You know those moments in life where your thoughts are SO LOUD? Blaring over all actions your preforming as you watch them race and bounce through your head. All the sudden I realized how badly I would give anything just to be able to see him face to face one more time... Just to spend one more night together, limbs as one and hearts beating together with our chest plates pressed tight together.
As I sit there in the shower and let the wave pass I laid down on my back and just let the water hit me wherever it pleased. Staring up at my shower, watching the water run down and the little droplets on the ceiling in such a perfect formation, life just felt so poetic down there. Everything I was feeling had imagery of perfect poetry lines scribbling down in my head mixed with the oh so fitting vision I was looking up at. It was beautiful.

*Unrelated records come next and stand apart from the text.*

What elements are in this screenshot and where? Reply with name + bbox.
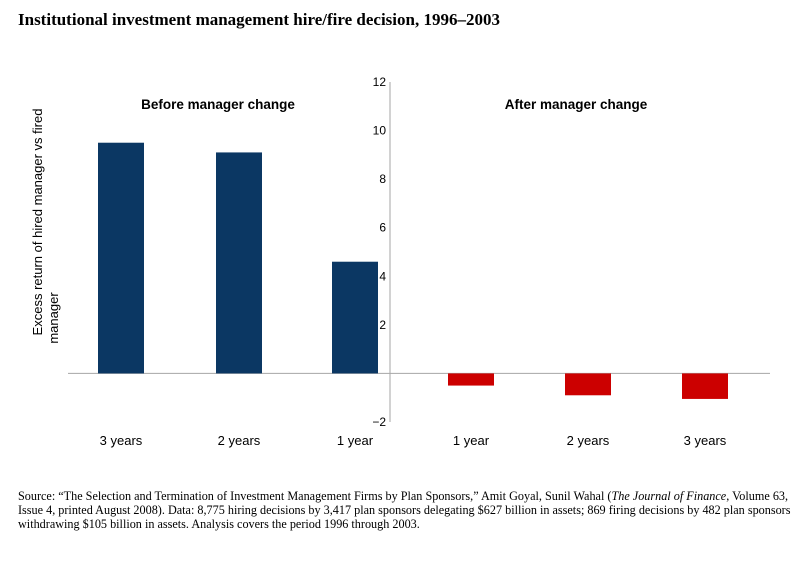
y-axis-ticks: −2 2 4 6 8 10 12 <box>372 75 386 429</box>
x-tick-label: 3 years <box>100 433 143 448</box>
bar-chart: Excess return of hired manager vs firedm… <box>30 75 770 448</box>
y-tick-label: −2 <box>372 415 386 429</box>
panel-label: After manager change <box>505 97 648 112</box>
chart-panels: Before manager change 3 years 2 years 1 yea… <box>98 97 728 448</box>
source-suffix: , Volume 63, Issue 4, printed August 200… <box>18 489 791 531</box>
y-tick-label: 12 <box>373 75 387 89</box>
source-prefix: Source: “The Selection and Termination o… <box>18 489 612 503</box>
y-axis-label: Excess return of hired manager vs firedm… <box>30 109 61 344</box>
bar <box>682 373 728 399</box>
source-journal: The Journal of Finance <box>611 489 727 503</box>
y-tick-label: 4 <box>379 269 386 283</box>
x-tick-label: 2 years <box>218 433 261 448</box>
source-note: Source: “The Selection and Termination o… <box>18 489 793 531</box>
bar <box>216 152 262 374</box>
x-tick-label: 1 year <box>453 433 490 448</box>
chart-title: Institutional investment management hire… <box>18 10 500 29</box>
x-tick-label: 3 years <box>684 433 727 448</box>
bar <box>448 373 494 386</box>
bar <box>565 373 611 396</box>
bar <box>332 261 378 374</box>
bar <box>98 142 144 374</box>
x-tick-label: 2 years <box>567 433 610 448</box>
y-tick-label: 6 <box>379 221 386 235</box>
y-tick-label: 2 <box>379 318 386 332</box>
y-tick-label: 8 <box>379 172 386 186</box>
y-tick-label: 10 <box>373 124 387 138</box>
x-tick-label: 1 year <box>337 433 374 448</box>
panel-label: Before manager change <box>141 97 295 112</box>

You know that feeling where the whole world is spinning around you and you're kind of in the eye of the storm? At a stand still? That's where I was. Or, maybe everything around me was still and I was the one spinning. It was calm.

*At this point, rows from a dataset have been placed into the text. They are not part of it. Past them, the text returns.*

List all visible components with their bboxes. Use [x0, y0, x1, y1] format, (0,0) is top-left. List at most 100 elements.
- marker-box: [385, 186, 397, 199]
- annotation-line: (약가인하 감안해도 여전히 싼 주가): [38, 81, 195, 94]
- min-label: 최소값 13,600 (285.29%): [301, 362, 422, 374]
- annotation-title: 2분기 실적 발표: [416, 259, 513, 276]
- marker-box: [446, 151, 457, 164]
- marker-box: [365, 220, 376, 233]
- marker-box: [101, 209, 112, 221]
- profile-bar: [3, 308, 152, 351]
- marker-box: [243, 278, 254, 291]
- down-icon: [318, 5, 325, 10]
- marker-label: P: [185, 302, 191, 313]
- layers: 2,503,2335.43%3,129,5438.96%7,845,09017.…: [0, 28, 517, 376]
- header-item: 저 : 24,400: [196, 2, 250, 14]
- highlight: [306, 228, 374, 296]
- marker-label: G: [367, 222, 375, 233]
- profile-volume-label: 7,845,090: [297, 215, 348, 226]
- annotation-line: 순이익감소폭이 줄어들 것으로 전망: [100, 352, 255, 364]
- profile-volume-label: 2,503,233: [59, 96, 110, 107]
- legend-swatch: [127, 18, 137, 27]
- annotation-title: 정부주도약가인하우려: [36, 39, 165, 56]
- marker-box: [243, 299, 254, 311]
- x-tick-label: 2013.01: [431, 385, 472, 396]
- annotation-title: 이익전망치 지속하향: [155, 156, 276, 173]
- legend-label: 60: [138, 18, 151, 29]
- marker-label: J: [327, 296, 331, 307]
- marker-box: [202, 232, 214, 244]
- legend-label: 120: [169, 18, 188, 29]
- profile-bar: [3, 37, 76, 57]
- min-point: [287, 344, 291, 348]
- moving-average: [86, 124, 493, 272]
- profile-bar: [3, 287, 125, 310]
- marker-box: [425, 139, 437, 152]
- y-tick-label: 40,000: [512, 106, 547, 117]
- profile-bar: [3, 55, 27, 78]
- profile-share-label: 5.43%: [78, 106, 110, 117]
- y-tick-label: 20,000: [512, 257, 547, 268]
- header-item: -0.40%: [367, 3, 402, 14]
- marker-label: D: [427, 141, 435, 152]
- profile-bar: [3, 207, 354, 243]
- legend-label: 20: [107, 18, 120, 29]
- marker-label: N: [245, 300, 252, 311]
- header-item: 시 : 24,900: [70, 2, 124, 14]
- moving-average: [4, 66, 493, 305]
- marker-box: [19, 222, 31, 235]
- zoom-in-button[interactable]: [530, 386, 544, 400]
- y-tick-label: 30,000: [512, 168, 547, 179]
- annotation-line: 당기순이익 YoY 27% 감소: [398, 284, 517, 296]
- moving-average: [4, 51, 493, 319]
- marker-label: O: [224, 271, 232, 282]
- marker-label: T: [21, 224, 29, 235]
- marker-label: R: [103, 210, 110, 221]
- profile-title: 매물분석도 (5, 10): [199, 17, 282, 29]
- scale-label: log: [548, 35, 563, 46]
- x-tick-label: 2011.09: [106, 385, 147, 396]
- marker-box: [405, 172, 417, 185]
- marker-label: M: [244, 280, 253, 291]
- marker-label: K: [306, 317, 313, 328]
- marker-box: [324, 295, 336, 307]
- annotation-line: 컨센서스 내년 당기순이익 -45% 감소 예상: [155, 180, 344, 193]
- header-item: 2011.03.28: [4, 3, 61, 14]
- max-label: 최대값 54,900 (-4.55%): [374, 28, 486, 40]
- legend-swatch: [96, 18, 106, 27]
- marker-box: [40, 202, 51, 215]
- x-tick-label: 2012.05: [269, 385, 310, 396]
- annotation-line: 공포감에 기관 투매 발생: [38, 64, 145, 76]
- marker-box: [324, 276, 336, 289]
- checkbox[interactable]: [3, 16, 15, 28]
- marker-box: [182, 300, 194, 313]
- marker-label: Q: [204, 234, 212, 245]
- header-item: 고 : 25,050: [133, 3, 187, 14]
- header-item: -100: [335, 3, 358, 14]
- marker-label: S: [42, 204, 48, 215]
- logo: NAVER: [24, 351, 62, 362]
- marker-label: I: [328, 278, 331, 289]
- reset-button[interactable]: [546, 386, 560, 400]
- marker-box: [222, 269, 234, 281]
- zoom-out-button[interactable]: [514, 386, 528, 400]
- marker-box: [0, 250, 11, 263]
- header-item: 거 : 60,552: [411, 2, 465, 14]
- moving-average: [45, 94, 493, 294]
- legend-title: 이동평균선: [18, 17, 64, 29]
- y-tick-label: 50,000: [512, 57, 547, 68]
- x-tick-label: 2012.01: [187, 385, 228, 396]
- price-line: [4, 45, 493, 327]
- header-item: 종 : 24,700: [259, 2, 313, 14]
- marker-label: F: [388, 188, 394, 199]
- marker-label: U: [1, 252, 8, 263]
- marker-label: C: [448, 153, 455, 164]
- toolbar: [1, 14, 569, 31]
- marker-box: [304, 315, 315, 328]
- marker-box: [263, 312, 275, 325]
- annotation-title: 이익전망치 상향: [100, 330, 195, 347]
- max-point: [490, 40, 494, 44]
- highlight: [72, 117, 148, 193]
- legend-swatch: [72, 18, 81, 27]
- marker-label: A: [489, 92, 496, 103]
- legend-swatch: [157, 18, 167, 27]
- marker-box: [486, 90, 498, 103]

All I know is my heart was radiating like it hadn't in months and I genuinely felt beautiful as I hurt for everything we would never be. I saw a beauty in myself and in the connection we had... I felt it on his side to. Do y'all think that's possible? When you've loved someone to be able to "feel" each other? It's also very possible I'm insane or something.
My heart is warm and hurting right now and I was close to positive I had a point to make when I started typing this. It's 1:30 am on Christmas Eve.